Q.41

Free energy change for transport of an uncharged solute across a membrane against a

1×103 fold concentration gradient at 25 °C is _____________kJ mol-1 . (rounded off to 2

decimals)

[R = 8.315 J mol-1 K -1 ]

Free energy change for transporting an uncharged solute against a 1×10³ fold concentration gradient at 25°C is +17.16 kJ mol⁻¹. This positive value indicates the process is endergonic, requiring energy input like ATP hydrolysis in active transport. The calculation uses the formula for uncharged solutes, derived from thermodynamics.

Calculation Method

The free energy change (ΔG) for transporting an uncharged solute from low concentration (C₁) to high concentration (C₂) follows ΔG = RT ln(C₂/C₁), where R = 8.315 J mol⁻¹ K⁻¹ and T = 298 K (25°C + 273).

• Concentration ratio C₂/C₁ = 10³, so ln(10³) = 6.907755.

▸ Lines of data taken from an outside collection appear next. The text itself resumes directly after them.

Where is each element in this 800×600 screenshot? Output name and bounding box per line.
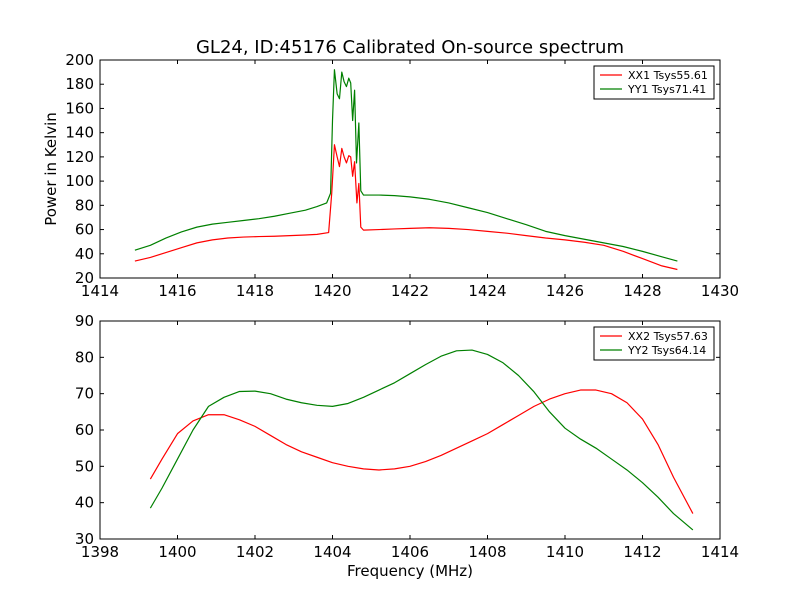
series-line-xx1 (134, 144, 678, 271)
legend-entry: YY2 Tsys64.14 (627, 344, 706, 357)
x-tick-label: 1420 (313, 282, 351, 300)
x-axis-label: Frequency (MHz) (347, 562, 473, 580)
y-tick-label: 140 (65, 124, 94, 142)
series-line-xx2 (149, 389, 694, 514)
x-tick-label: 1414 (701, 543, 739, 561)
x-tick-label: 1400 (158, 543, 196, 561)
y-tick-label: 60 (75, 221, 94, 239)
y-tick-label: 80 (75, 348, 94, 366)
y-tick-label: 20 (75, 269, 94, 287)
y-tick-label: 40 (75, 494, 94, 512)
y-tick-label: 180 (65, 75, 94, 93)
x-tick-label: 1424 (468, 282, 506, 300)
y-tick-label: 50 (75, 457, 94, 475)
figure-title: GL24, ID:45176 Calibrated On-source spec… (196, 37, 624, 58)
x-tick-label: 1410 (546, 543, 584, 561)
x-tick-label: 1404 (313, 543, 351, 561)
x-tick-label: 1426 (546, 282, 584, 300)
series-line-yy1 (134, 69, 678, 262)
y-tick-label: 100 (65, 172, 94, 190)
y-tick-label: 160 (65, 99, 94, 117)
x-tick-label: 1406 (391, 543, 429, 561)
x-tick-label: 1398 (81, 543, 119, 561)
y-tick-label: 40 (75, 245, 94, 263)
y-axis-label: Power in Kelvin (42, 112, 60, 226)
y-tick-label: 120 (65, 148, 94, 166)
legend-entry: XX2 Tsys57.63 (628, 330, 708, 343)
y-tick-label: 60 (75, 421, 94, 439)
y-tick-label: 80 (75, 196, 94, 214)
x-tick-label: 1422 (391, 282, 429, 300)
series-line-yy2 (149, 349, 694, 531)
x-tick-label: 1408 (468, 543, 506, 561)
x-tick-label: 1414 (81, 282, 119, 300)
legend-entry: XX1 Tsys55.61 (628, 69, 708, 82)
y-tick-label: 30 (75, 530, 94, 548)
top-spectrum-panel: 1414 1416 1418 1420 1422 1424 1426 1428 1430 20 40… (42, 51, 739, 300)
x-tick-label: 1418 (236, 282, 274, 300)
legend-entry: YY1 Tsys71.41 (627, 83, 706, 96)
y-tick-label: 70 (75, 385, 94, 403)
x-tick-label: 1412 (623, 543, 661, 561)
y-tick-label: 200 (65, 51, 94, 69)
legend-box (593, 326, 715, 361)
x-tick-label: 1416 (158, 282, 196, 300)
x-tick-label: 1402 (236, 543, 274, 561)
bottom-spectrum-panel: 1398 1400 1402 1404 1406 1408 1410 1412 1414 30 40… (75, 312, 739, 580)
legend-box (593, 65, 715, 100)
x-tick-label: 1430 (701, 282, 739, 300)
x-tick-label: 1428 (623, 282, 661, 300)
y-tick-label: 90 (75, 312, 94, 330)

• RT = 8.315 × 298 ≈ 2478.87 J mol⁻¹.

• ΔG = 2478.87 × 6.907755 ≈ 17122 J mol⁻¹ = 17.12 kJ mol⁻¹ (precise: 17.16 kJ mol⁻¹ rounded to two decimals).

This matches exam solutions like IIT JAM BT.

(Note: No options provided in query; formula applies universally for uncharged solutes. Positive ΔG shows non-spontaneous transport needing coupling to exergonic reactions.)